The Nantes wine region is situated on the crystalline basement of the southeastern tip of the Armorican Massif, which reaches from the Paris Basin in the east (starting with Anjou Blanc) to the Aquitaine Basin in the south. This is one of the region’s defining characteristics, a contrast to the sedimentary platform generally composed of limestone upon which neighboring regions (except the small part of Anjou Noir) and a great number of vineyards are located.
Dating back to the Precambrian Era, this ancient massif exhibits major variation and complexity of rock formations. A series of geological events resulted in the formation of plutonic rock (granite and gabbro) and metamorphic rock (including gneiss, orthogneiss, mica schist, amphibolite and serpentinite). Depending on their location, these layers of rock may be covered in places by sediment from the Tertiary Period (including pebbly sand, clay, quartz clay and pebbly quartz) and even the Quaternary Period (loess). The nature and chemical composition of these rocks, which form the subsoil of the Nantes wine region, significantly differ from one another, resulting in soils with a wide range of characteristics and behavior.
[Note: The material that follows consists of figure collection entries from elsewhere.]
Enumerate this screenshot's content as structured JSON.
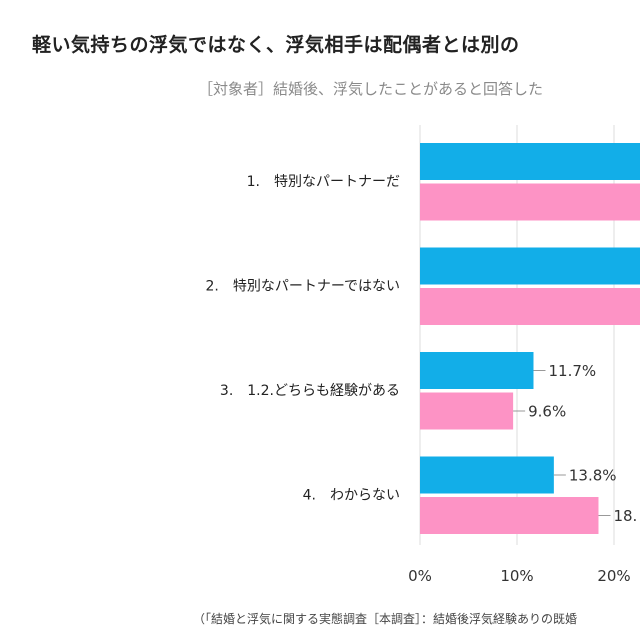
{
  "chart_data": {
    "type": "bar",
    "orientation": "horizontal",
    "title": "軽い気持ちの浮気ではなく、浮気相手は配偶者とは別の",
    "subtitle": "［対象者］結婚後、浮気したことがあると回答した",
    "footer": "（「結婚と浮気に関する実態調査［本調査］：結婚後浮気経験ありの既婚",
    "categories": [
      "1.　特別なパートナーだ",
      "2.　特別なパートナーではない",
      "3.　1.2.どちらも経験がある",
      "4.　わからない"
    ],
    "series": [
      {
        "color": "#12aee8",
        "values": [
          null,
          null,
          11.7,
          13.8
        ],
        "labels": [
          "",
          "",
          "11.7%",
          "13.8%"
        ]
      },
      {
        "color": "#fd93c5",
        "values": [
          null,
          null,
          9.6,
          18.4
        ],
        "labels": [
          "",
          "",
          "9.6%",
          "18."
        ]
      }
    ],
    "x_ticks": [
      "0%",
      "10%",
      "20%"
    ],
    "xlim": [
      0,
      22.6
    ],
    "grid": true,
    "note": ""
  }
}
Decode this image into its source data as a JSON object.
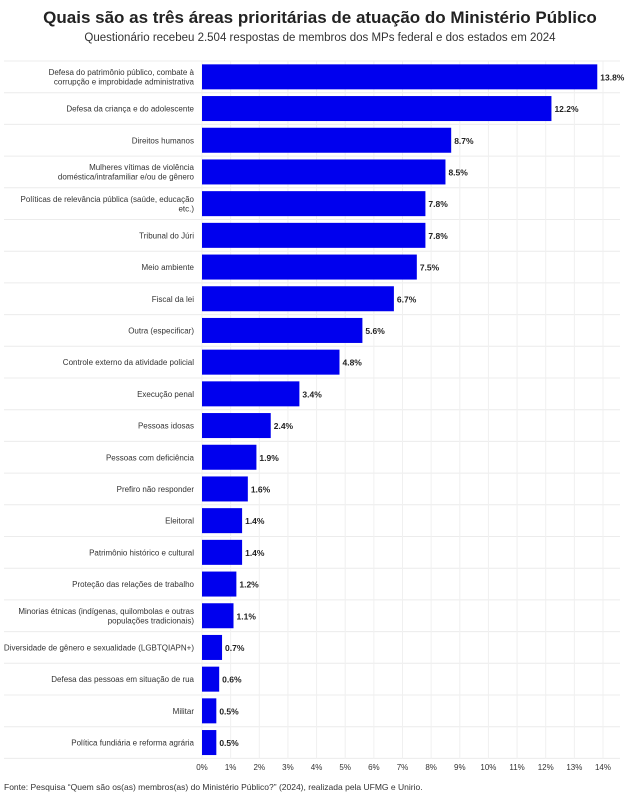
{
  "chart_data": {
    "type": "bar",
    "orientation": "horizontal",
    "title": "Quais são as três áreas prioritárias de atuação do Ministério Público",
    "subtitle": "Questionário recebeu 2.504 respostas de membros dos MPs federal e dos estados em 2024",
    "categories": [
      [
        "Defesa do patrimônio público, combate à",
        "corrupção e improbidade administrativa"
      ],
      [
        "Defesa da criança e do adolescente"
      ],
      [
        "Direitos humanos"
      ],
      [
        "Mulheres vítimas de violência",
        "doméstica/intrafamiliar e/ou de gênero"
      ],
      [
        "Políticas de relevância pública (saúde, educação",
        "etc.)"
      ],
      [
        "Tribunal do Júri"
      ],
      [
        "Meio ambiente"
      ],
      [
        "Fiscal da lei"
      ],
      [
        "Outra (especificar)"
      ],
      [
        "Controle externo da atividade policial"
      ],
      [
        "Execução penal"
      ],
      [
        "Pessoas idosas"
      ],
      [
        "Pessoas com deficiência"
      ],
      [
        "Prefiro não responder"
      ],
      [
        "Eleitoral"
      ],
      [
        "Patrimônio histórico e cultural"
      ],
      [
        "Proteção das relações de trabalho"
      ],
      [
        "Minorias étnicas (indígenas, quilombolas e outras",
        "populações tradicionais)"
      ],
      [
        "Diversidade de gênero e sexualidade (LGBTQIAPN+)"
      ],
      [
        "Defesa das pessoas em situação de rua"
      ],
      [
        "Militar"
      ],
      [
        "Política fundiária e reforma agrária"
      ]
    ],
    "values": [
      13.8,
      12.2,
      8.7,
      8.5,
      7.8,
      7.8,
      7.5,
      6.7,
      5.6,
      4.8,
      3.4,
      2.4,
      1.9,
      1.6,
      1.4,
      1.4,
      1.2,
      1.1,
      0.7,
      0.6,
      0.5,
      0.5
    ],
    "value_labels": [
      "13.8%",
      "12.2%",
      "8.7%",
      "8.5%",
      "7.8%",
      "7.8%",
      "7.5%",
      "6.7%",
      "5.6%",
      "4.8%",
      "3.4%",
      "2.4%",
      "1.9%",
      "1.6%",
      "1.4%",
      "1.4%",
      "1.2%",
      "1.1%",
      "0.7%",
      "0.6%",
      "0.5%",
      "0.5%"
    ],
    "xlim": [
      0,
      14
    ],
    "xticks": [
      "0%",
      "1%",
      "2%",
      "3%",
      "4%",
      "5%",
      "6%",
      "7%",
      "8%",
      "9%",
      "10%",
      "11%",
      "12%",
      "13%",
      "14%"
    ],
    "bar_color": "#0000ee",
    "grid": true
  },
  "source": "Fonte: Pesquisa “Quem são os(as) membros(as) do Ministério Público?” (2024), realizada pela UFMG e Unirio."
}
These highly diverse rock formations have also undergone various alterations (they may be massive, fractured or arenaceous rock, silt, decomposed clay or alterite) and erosion depending on topography and river systems (which include the Sèvre, Maine and Loire rivers).
The Nantes wine region is therefore characterized by major geological complexity, a phenomenon that is accentuated by highly diverse soil and hydrographic and topographic profiles. It is this very diversity, when coupled with the expertise of local winegrowers, that is soul of the Vins de Nantes.